Выбрать главу

Натансон опять не выдержал, стал горячо убеждать Вальпера, что крестьянин ждет социалистической воли.

Халтурин откровенно смеялся.

— Марк Андреевич, да ведь мы-то демонстрировать будем не в деревне, а по Питеру. Поэтому скорее слово «воля» будет понятно, ну, а земля уж совсем ни к чему, рабочему она не нужна, да и вам, бунтарям, в городе с этим кличем делать нечего.

Рабочие в конце концов уступили, они хотели, чтобы и народники пришли на помощь, а лозунг «Земля и воля» привлечет их. Пусть себе «Земля и воля», лишь бы знамя было красное, да своего заводского люда под ним побольше собралось.

5 декабря Халтурин, Моисеенко и другие обходили в последний раз кружки. Для рабочих, членов кружков, демонстрация имела смысл агитационной попытки, и было ясно, что они придут обязательно, но не затронутые еще пропагандой фабричные смотрели на нее по-иному. Для «деятельного» участия в демонстрации у них не было никакого повода, и ожидать, что эти люди придут 6-го на Казанскую площадь — было трудно. Разве что невиданное зрелище привлечет их туда.

Наконец настало утро 6 декабря. Было холодно. Прохожие зарывались носами в теплые воротники, шарфы, башлыки и спешили по домам. С паперти Казанского собора было видно, что в церкви почти нет молящихся. Прихожане в такой мороз предпочли взять грех на душу и отсиживались в тепле. Члены рабочих кружков подходили дружно, особенно из гаванских заводов. С патронного явилась целая инструментальная в составе 45 человек. Все это были знакомые друг с другом люди. Учащаяся молодежь, студенты Медико-хирургической академии и Горного института также собирались большими стаями. Но сил было еще мало.

Рабочие разбрелись по ближайшим трактирам погреться немного, подождать, когда соберется народ.
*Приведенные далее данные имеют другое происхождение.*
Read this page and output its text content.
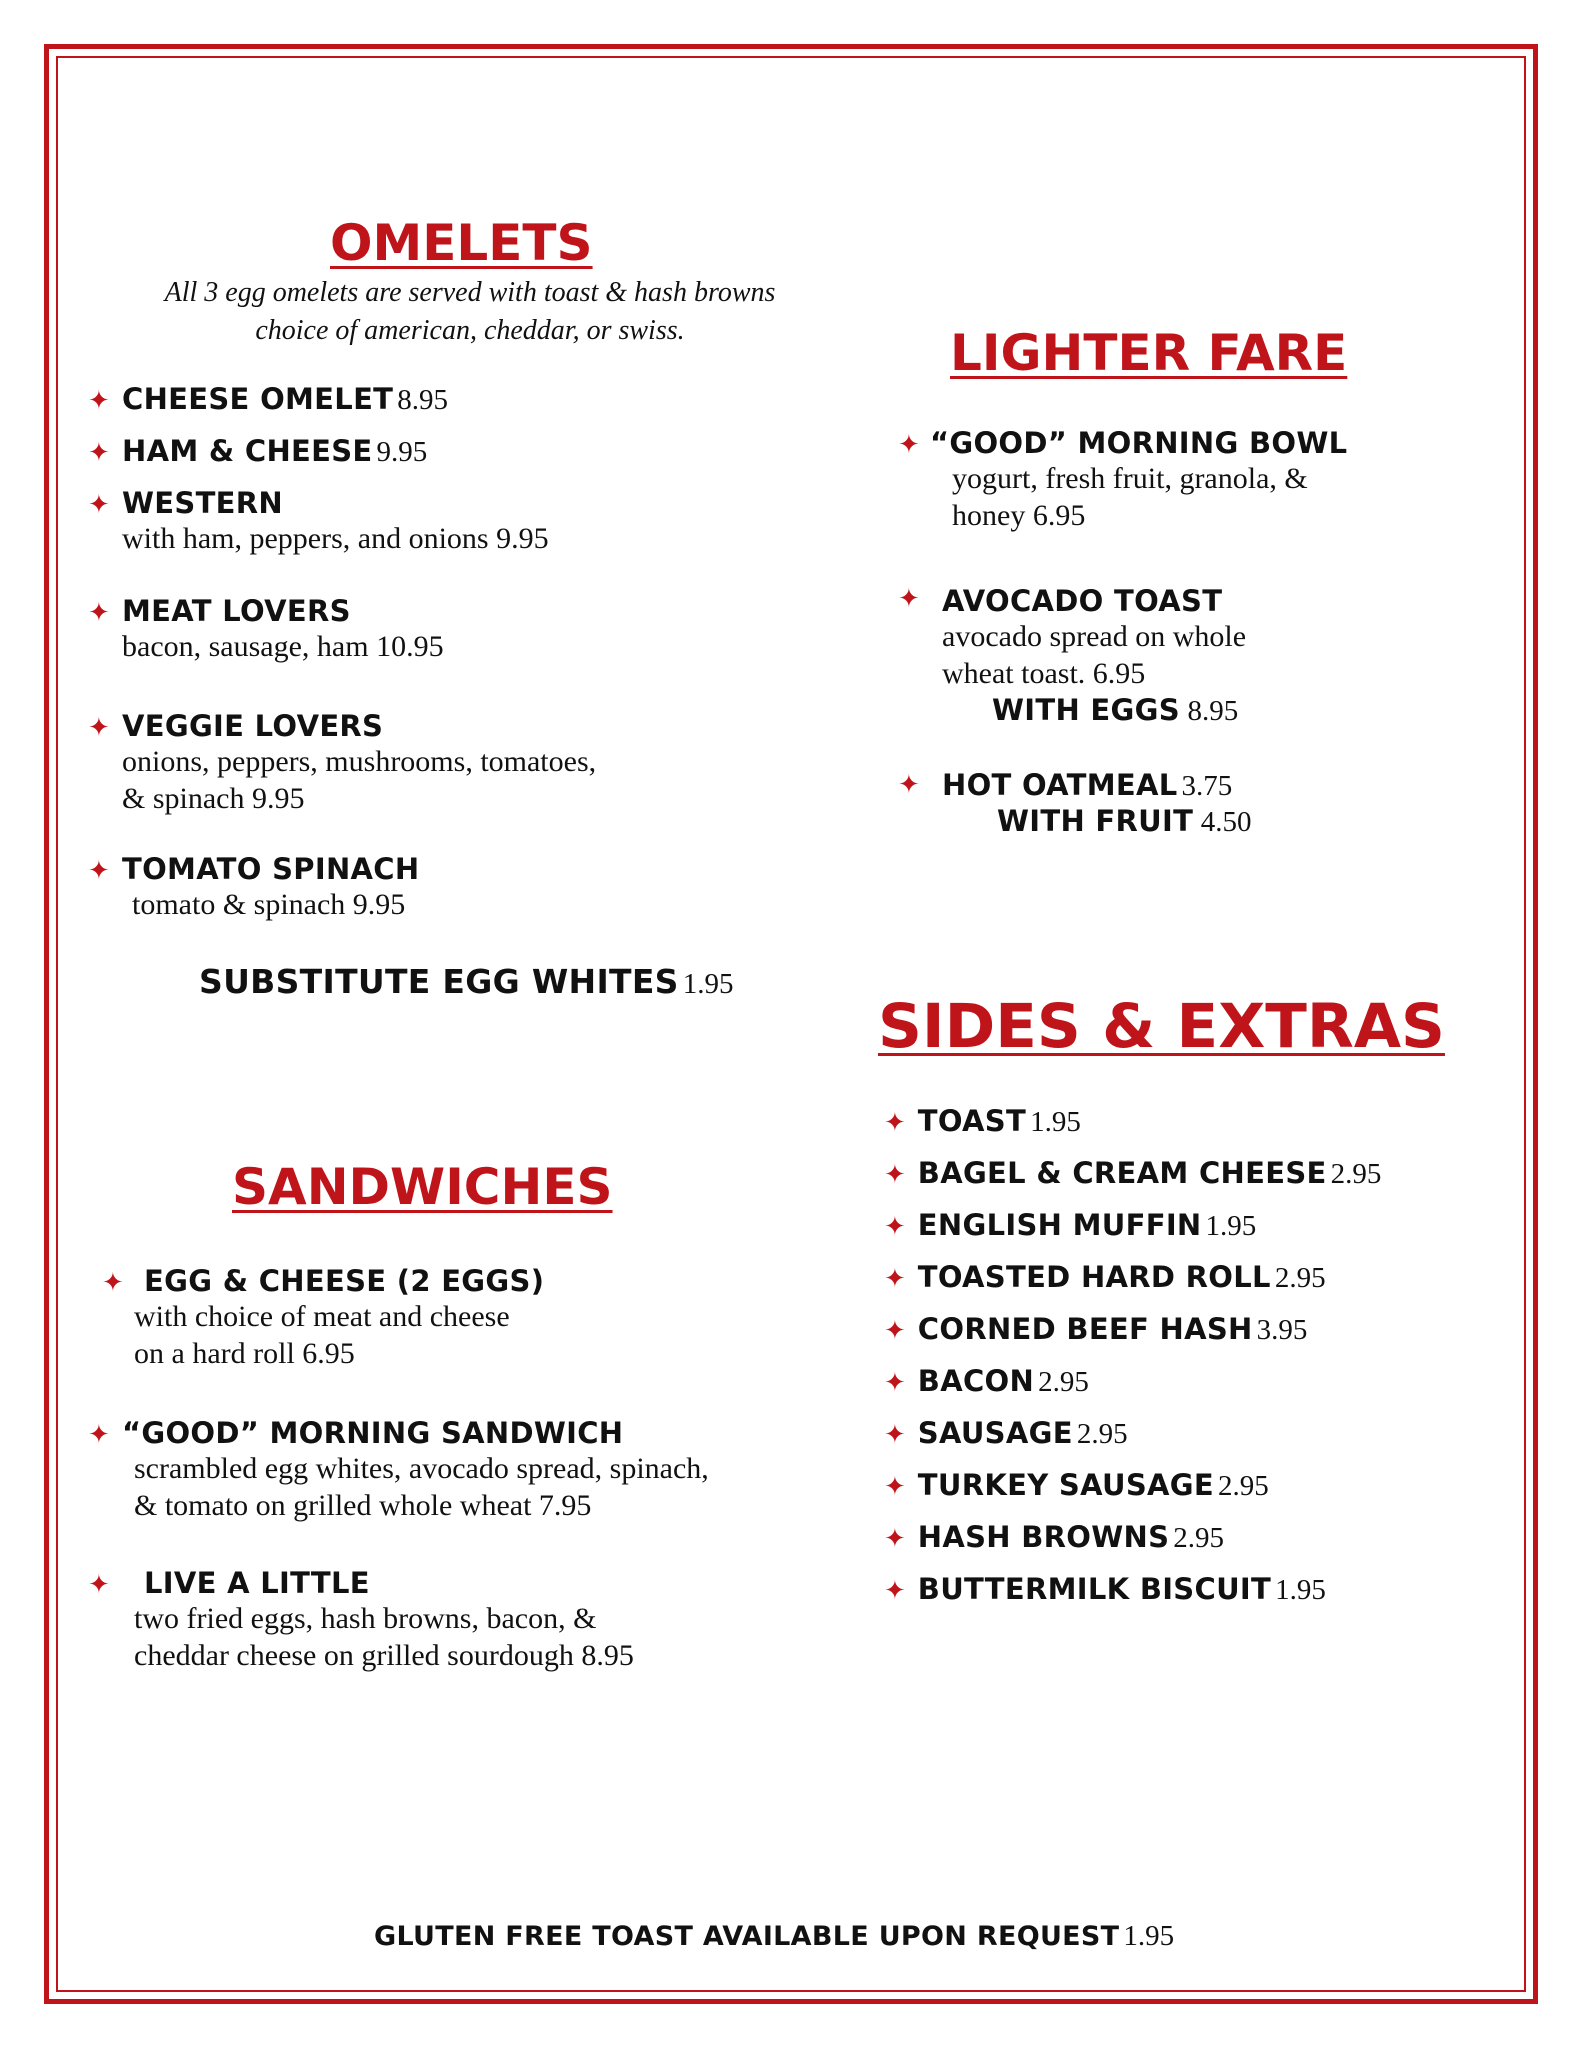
OMELETS
All 3 egg omelets are served with toast & hash browns
choice of american, cheddar, or swiss.
✦ CHEESE OMELET 8.95
✦ HAM & CHEESE 9.95
✦ WESTERN
with ham, peppers, and onions 9.95
✦ MEAT LOVERS
bacon, sausage, ham 10.95
✦ VEGGIE LOVERS
onions, peppers, mushrooms, tomatoes,
& spinach 9.95
✦ TOMATO SPINACH
tomato & spinach 9.95
SUBSTITUTE EGG WHITES 1.95
LIGHTER FARE
✦ “GOOD” MORNING BOWL
yogurt, fresh fruit, granola, &
honey 6.95
✦ AVOCADO TOAST
avocado spread on whole
wheat toast. 6.95
WITH EGGS 8.95
✦ HOT OATMEAL 3.75
WITH FRUIT 4.50
SIDES & EXTRAS
✦ TOAST 1.95
✦ BAGEL & CREAM CHEESE 2.95
✦ ENGLISH MUFFIN 1.95
✦ TOASTED HARD ROLL 2.95
✦ CORNED BEEF HASH 3.95
✦ BACON 2.95
✦ SAUSAGE 2.95
✦ TURKEY SAUSAGE 2.95
✦ HASH BROWNS 2.95
✦ BUTTERMILK BISCUIT 1.95
SANDWICHES
✦ EGG & CHEESE (2 EGGS)
with choice of meat and cheese
on a hard roll 6.95
✦ “GOOD” MORNING SANDWICH
scrambled egg whites, avocado spread, spinach,
& tomato on grilled whole wheat 7.95
✦	LIVE A LITTLE
two fried eggs, hash browns, bacon, &
cheddar cheese on grilled sourdough 8.95
GLUTEN FREE TOAST AVAILABLE UPON REQUEST 1.95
На площади у соборной паперти осталась только группа наблюдателей, студенты же зашли в собор. Между тем обедня в церкви кончилась, прихожане собирались разойтись по домам, как вдруг заметили наплыв необыкновенных богомольцев. Одетые кое-как, кто в пальто и шляпу, кто в полушубок и треух, с длинными волосами, многие в пенсне или очках, веселые, непринужденно разговаривающие, нарушая церковное благочиние, они заполнили почти всю церковь. Обеспокоенный староста поинтересовался:

— Что вам угодно, господа?

Кто-то из бунтарей, не задумываясь, ответил:

— А мы желаем отслужить панихиду.

Староста аж отшатнулся, услыхав такое кощунство. День-то ведь царский, разве мыслимо в такой день панихиды служить. Разве что по усопшему императору Николаю Павловичу, отцу ныне здравствующего монарха.

— Нельзя, господа, никак нельзя сегодня служить панихиду, сами ведь знаете, что ноне царский день.

«Бунтари» чуть не прыснули со смеху, вот так угадали! Но староста был неумолим, а время необходимо было выиграть, не привлекая к себе внимания бесцельным шатанием по площади. Сентянин, землеволец, недавно приехавший в Петербург и выделенный народниками для работы среди рабочих, подошел к молодому студенту, державшемуся немного в стороне, поближе к рабочим, тоже забежавшим в собор.

— Я пойду закажу молебен, — шепнул он ему.

— Идите заплатите попам за наш постой, — рассмеялся студент и протянул Сентянину трехрублевую бумажку.

Сентянин нашел старосту, сунул ему в руки деньги и попросил отслужить молебен. Староста еще колебался и искал предлога, чтобы отказать этим необычайным богомольцам.

— С превеликим удовольствием бы исполнил вашу просьбу в другой день, да ведь я уж говорил вам, что панихиды сегодня служить нельзя, в царский день только поминают усопших государей.

— А молебен во здравие?

— Это можно, но во здравие ныне положено только тех поминать, кто наречен именем Николы.

— Вот и хорошо, отслужите во здравие Николая, сына Гаврилова.

Староста пожал плечами и не тронулся с места.

— Ну, что же вы стоите или мало руку позолотил?

— Да, надобно бы прибавить, служба-то уже закончилась, батюшка запросит.

Сентянин добавил еще трешку. Скоро церковь наполнилась гнусавым голосом священника. Из его речитатива можно было понять только слова о здравии и имя Николая Гавриловича.

«Бунтари» с трудом сдерживали улыбки. Халтурин прислушался и чуть не расхохотался. «А ведь ловко придумали, в царский день служить в соборе о здравии Чернышевского».

Когда молебен кончился, все вышли из храма и разместились вокруг, частью на площади, частью на портиках и ступенях паперти. Из соседних трактиров стали подходить рабочие, смешиваясь со все увеличивающейся толпой. В ней было много и просто праздных зевак.